Riceviamo e con grande piacere e gratitudine pubblichiamo:
Gli auguri di Benedetto: convertiamoci alla verità
Angela Ambrogetti
Gli auguri del papa alla Curia romana e alla Chiesa cattolica sanno un po’ di amaro. Il motivo è disgraziatamente evidente. Ma il dolore e lo sconcerto per Benedetto XVI non lo fanno “giocare in retroguarda”. Anzi, il papa approfitta per cercare di capire il perché sociale di un comportamento non solo peccaminoso, ma profondamente antisociale.
Come già aveva spiegato nel libro intervista Luce del mondo, il papa rilegge la sciagurata ideologia post sessantina e torna a quegli anni ’70 in cui si teorizzava che nulla è bene o male, ma solo “meglio di” o “peggio di”. Erano gli anni in cui tutto era relativo alla “propria coscienza”. E qui ancora arriva la lucida lettura di Benedetto XV che, nel suo discorso alla Curia romana per gli auguri del Natale 2010, fotografa la situazione presente del mondo alla luce del pensiero del Beato Henry Newman. Cosa significa “coscienza”? Non è soggettività, relativismo, l’ultimo istanza del singolo. La coscienza che Newman metta al di sopra di tutto è la verità oggettiva, è a forza vincolante della verità. E a questa coscienza che Newman brinda prima che al papa. Perché ovviamente il papa è il Servitore della Verità.
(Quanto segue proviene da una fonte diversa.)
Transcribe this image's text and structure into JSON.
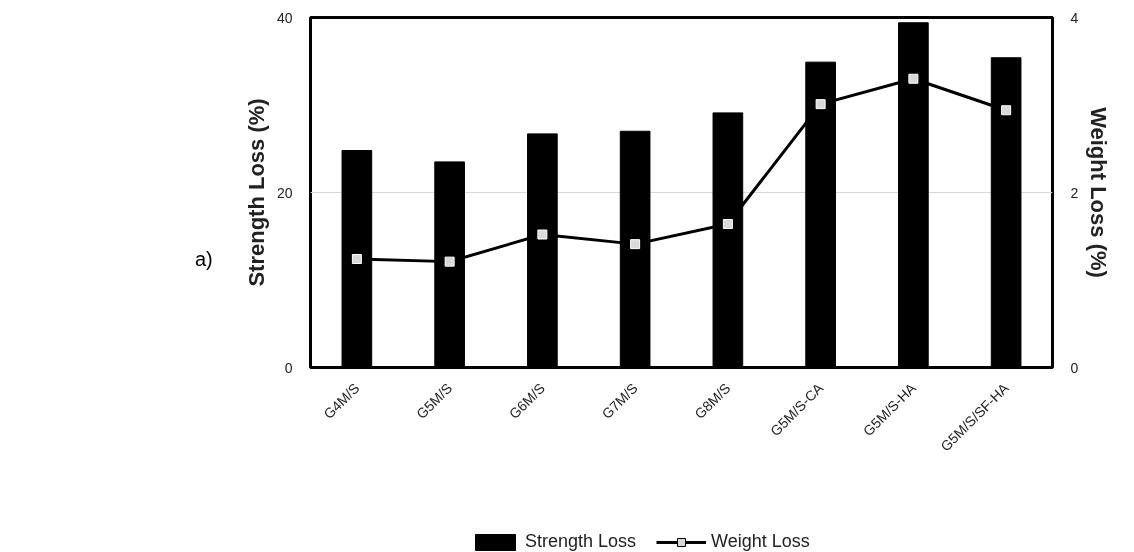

E’ naturale allora che il cristianesimo è il portatore di quei valori assoluti e comuni sui quali si deve formare la democrazia condivisa, quella che cerca il bene comune basato sulla dignità dell’uomo, quello che fonda la ragione piuttosto che la mera razionalità.
Ed è su questa ragione condivisa, su questo rispetto della dignità che si basa anche la condanna assoluta ad ogni forma di cristianofobia. Non solo per un semplice rifiuto della violenza “che non porta ad alcun progresso”, dice il papa, ma perché è sentimento che si basa sulla “avidità di lucro e l’accecamento ideologico”.
Nei suoi auguri il papa chiede alla Chiesa di fare penitenza per i peccati dei sacerdoti, chiede di riconoscere il bello e il buono che è comunque superiore al male, chiede di essere pronti, come Newman, a convertirsi alla “realtà” di Dio che non è “afferrabile” dai sensi, ma che è la unica verità concreta per l’ uomo.